RemoveAttribute Method Removes Specified Attribute
The RemoveAttribute method removes the specified attribute from the SAML 2.0 Service Provider.
Syntax
The RemoveAttribute method has the following format:
Netegrity::PolicyMgtSAMLServiceProvider->RemoveAttribute(SAMLSPAttr)
Parameters
The RemoveAttribute method accepts the following parameter:
- SAMLSPAttr (PolicyMgtSAMLSPAttr object)Specifies the attribute to remove.
Return Value
The RemoveAttribute method returns one of the following values:
- value = 0Specifies that the method is successful.
- value = -1Specifies that the method is unsuccessful.
RemoveUser Method Removes Specified User
The RemoveUser method removes the specified user from the SAML 2.0 Service Provider.
Syntax
The RemoveUser method has the following format:
Netegrity::PolicyMgtSAMLServiceProvider->RemoveUser(user)
Parameters
The RemoveUser method accepts the following parameter:
- user(PolicyMgtUser object)Specifies the user to remove.
Return Value
The RemoveUser method returns one of the following values:
- value = 0Specifies that the method is successful.
- value = -1Specifies that the method is unsuccessful.

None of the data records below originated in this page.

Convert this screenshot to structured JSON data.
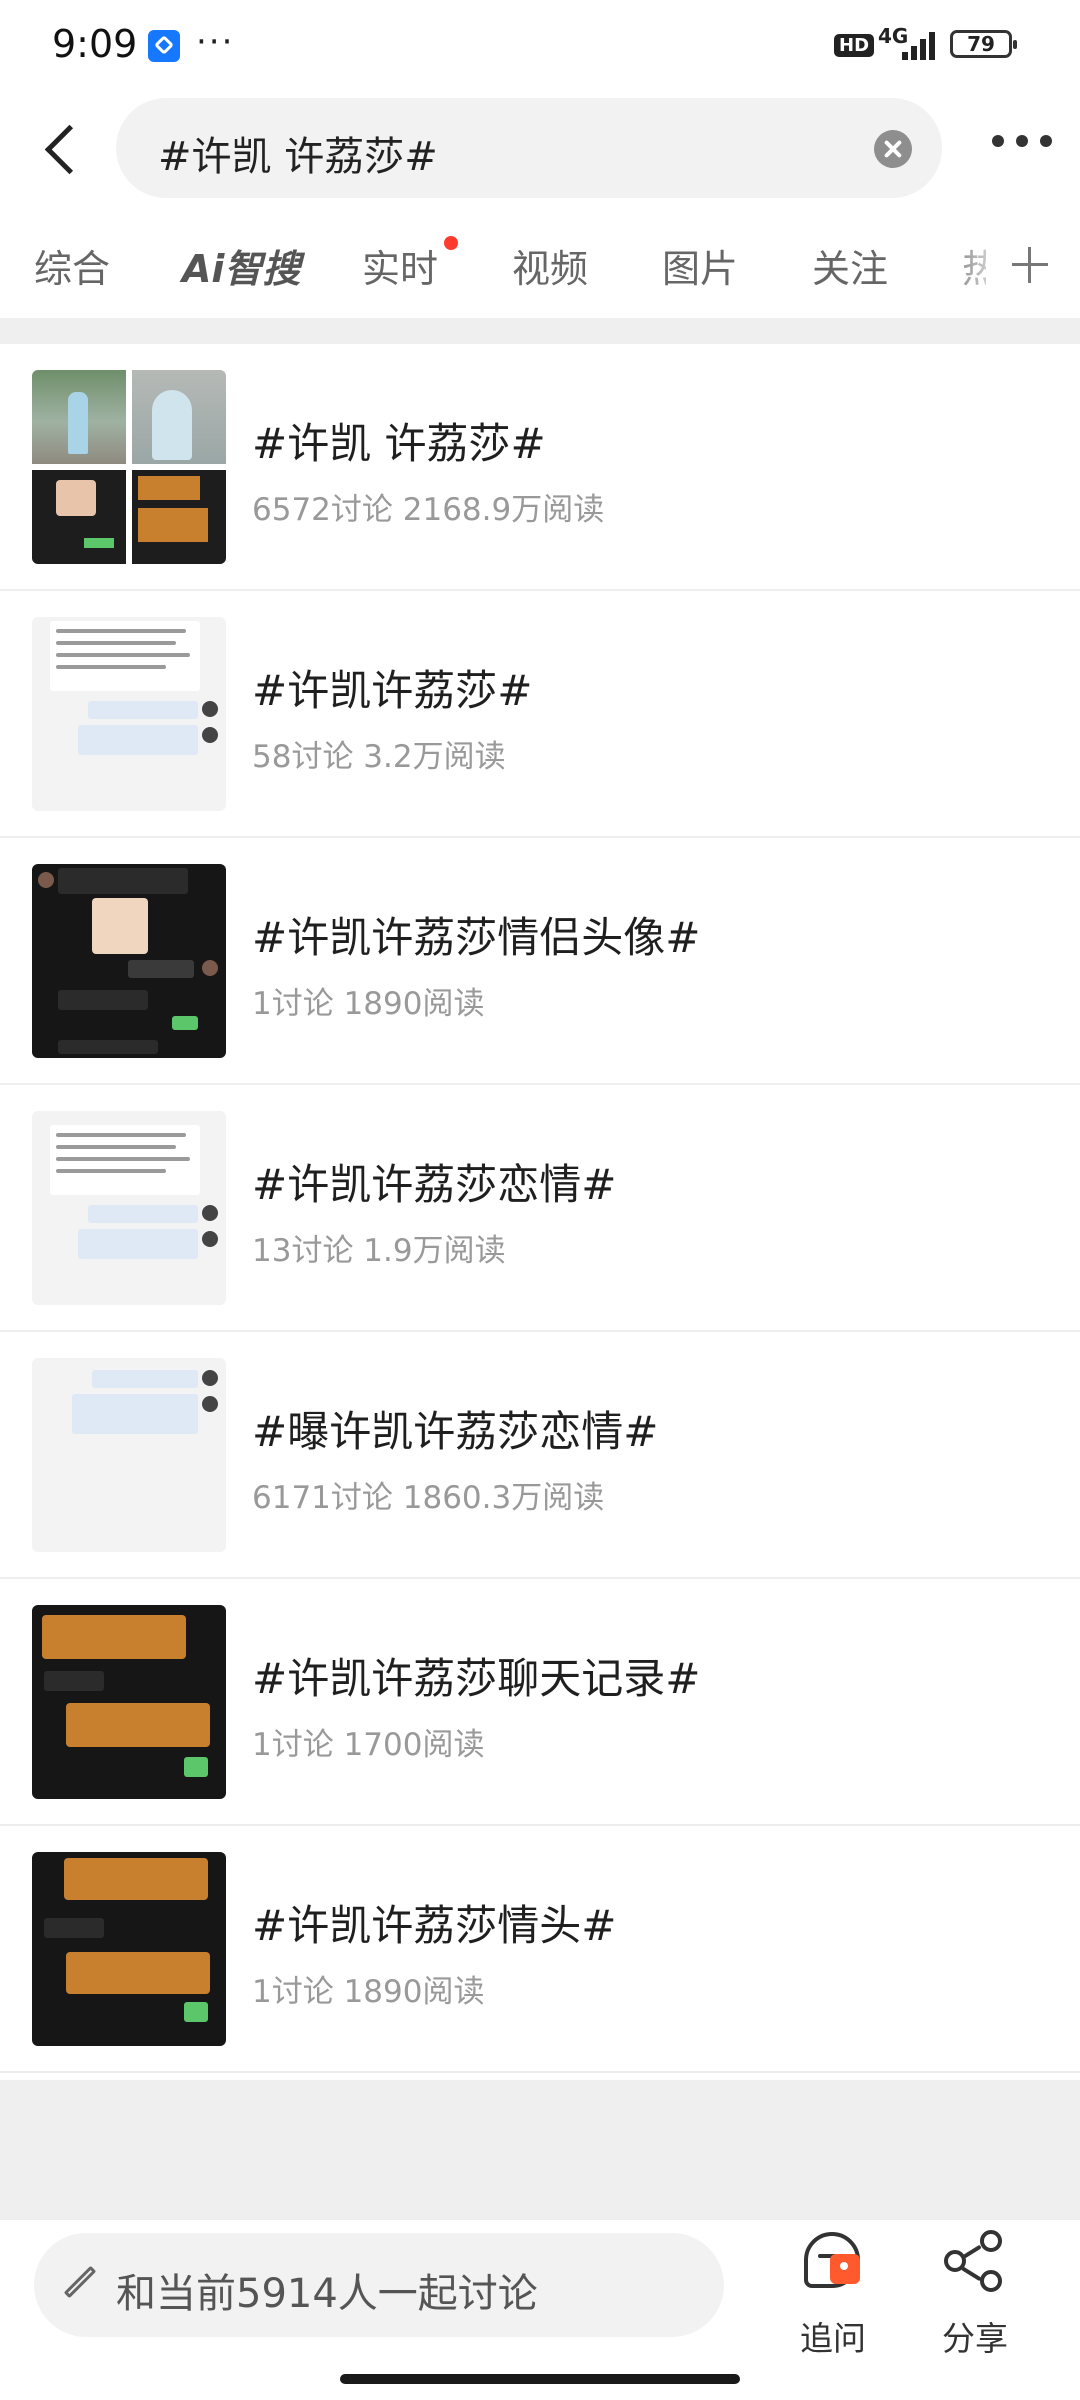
{
  "status_bar": {
    "time": "9:09",
    "network": "4G",
    "hd_label": "HD",
    "battery": "79",
    "app_indicator_icon": "ai-app-icon",
    "more_notifications": "···"
  },
  "search": {
    "query": "#许凯 许荔莎#",
    "clear_icon": "clear-icon",
    "back_icon": "back-arrow-icon",
    "more_icon": "more-icon"
  },
  "tabs": [
    {
      "label": "综合",
      "active": false
    },
    {
      "label": "Ai智搜",
      "active": false
    },
    {
      "label": "实时",
      "active": false,
      "has_dot": true
    },
    {
      "label": "视频",
      "active": false
    },
    {
      "label": "图片",
      "active": false
    },
    {
      "label": "关注",
      "active": false
    },
    {
      "label": "热",
      "active": false
    }
  ],
  "results": [
    {
      "title": "#许凯 许荔莎#",
      "meta": "6572讨论 2168.9万阅读",
      "thumb": "photo-collage"
    },
    {
      "title": "#许凯许荔莎#",
      "meta": "58讨论 3.2万阅读",
      "thumb": "chat-light"
    },
    {
      "title": "#许凯许荔莎情侣头像#",
      "meta": "1讨论 1890阅读",
      "thumb": "chat-dark"
    },
    {
      "title": "#许凯许荔莎恋情#",
      "meta": "13讨论 1.9万阅读",
      "thumb": "chat-light"
    },
    {
      "title": "#曝许凯许荔莎恋情#",
      "meta": "6171讨论 1860.3万阅读",
      "thumb": "chat-light-short"
    },
    {
      "title": "#许凯许荔莎聊天记录#",
      "meta": "1讨论 1700阅读",
      "thumb": "transfer-dark"
    },
    {
      "title": "#许凯许荔莎情头#",
      "meta": "1讨论 1890阅读",
      "thumb": "transfer-dark"
    }
  ],
  "bottom_bar": {
    "compose_placeholder": "和当前5914人一起讨论",
    "ask_label": "追问",
    "share_label": "分享"
  },
  "colors": {
    "notification_dot": "#ff3b30",
    "page_gray": "#efefef",
    "meta_text": "#999999"
  }
}
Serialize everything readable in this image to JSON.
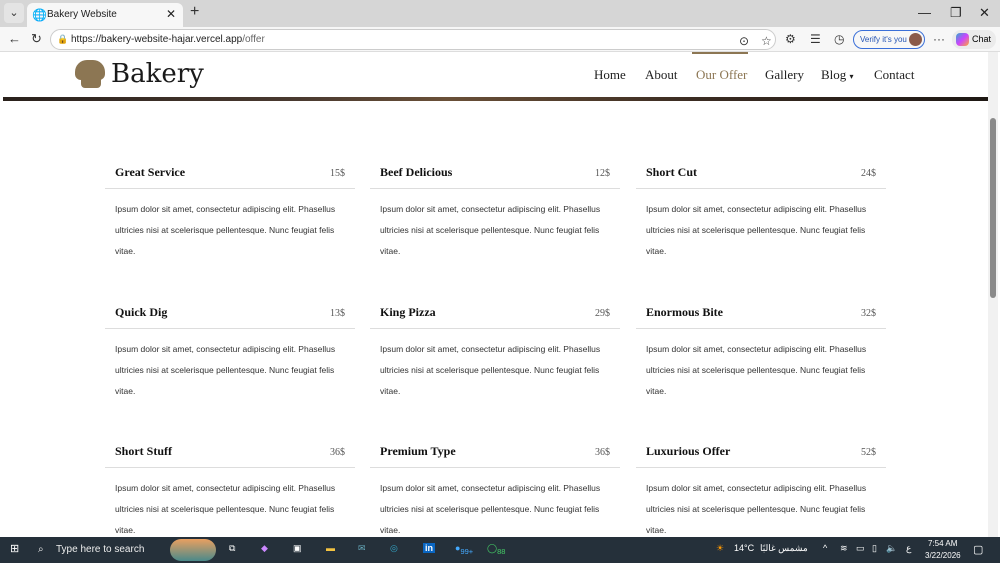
{
  "browser": {
    "tab_title": "Bakery Website",
    "url_host": "https://bakery-website-hajar.vercel.app",
    "url_path": "/offer",
    "verify_label": "Verify it's you",
    "chat_label": "Chat"
  },
  "site": {
    "logo": "Bakery",
    "nav": [
      "Home",
      "About",
      "Our Offer",
      "Gallery",
      "Blog",
      "Contact"
    ],
    "active": "Our Offer"
  },
  "offers": [
    {
      "name": "Great Service",
      "price": "15$"
    },
    {
      "name": "Beef Delicious",
      "price": "12$"
    },
    {
      "name": "Short Cut",
      "price": "24$"
    },
    {
      "name": "Quick Dig",
      "price": "13$"
    },
    {
      "name": "King Pizza",
      "price": "29$"
    },
    {
      "name": "Enormous Bite",
      "price": "32$"
    },
    {
      "name": "Short Stuff",
      "price": "36$"
    },
    {
      "name": "Premium Type",
      "price": "36$"
    },
    {
      "name": "Luxurious Offer",
      "price": "52$"
    }
  ],
  "description": "Ipsum dolor sit amet, consectetur adipiscing elit. Phasellus ultricies nisi at scelerisque pellentesque. Nunc feugiat felis vitae.",
  "taskbar": {
    "search_placeholder": "Type here to search",
    "weather": "14°C",
    "weather_text": "مشمس غالبًا",
    "time": "7:54 AM",
    "date": "3/22/2026",
    "lang": "ع",
    "edge_badge": "99+",
    "whatsapp_badge": "88"
  },
  "colors": {
    "accent": "#8c7653"
  }
}
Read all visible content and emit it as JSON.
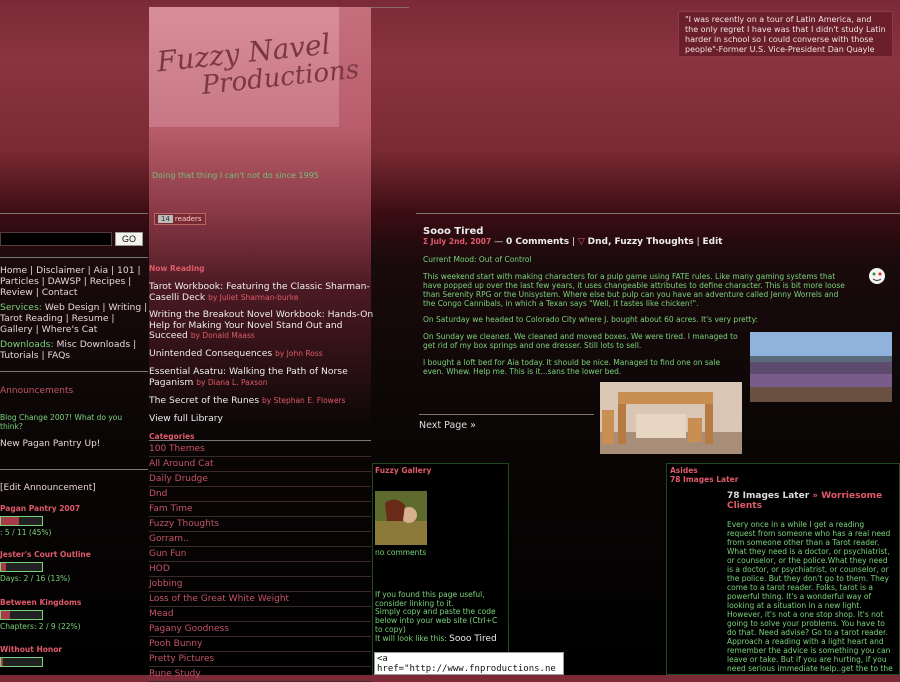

Save Method Saves Changes Made to Metadata Properties
The Save method saves any changes made to the SAML 2.0 metadata properties of the Service Provider. Call this method once after making all changes to the SAML 2.0 Service Provider. You must call this method for the changes to take effect. To modify a metadata property, call the PolicyMgtSAMLServiceProvider->Property method.
Syntax
The Save method has the following format:
Netegrity::PolicyMgtSAMLServiceProvider->Save()
Parameters
The Save method accepts no parameters.
Return Value
The Save method returns one of the following values:
- value = 0Specifies that the method is successful.
- value = -1Specifies that the method is unsuccessful.
- value = -4Specifies that the user does not have the privileges required to change metadata properties.
- value = -10Specifies that the path and class are empty.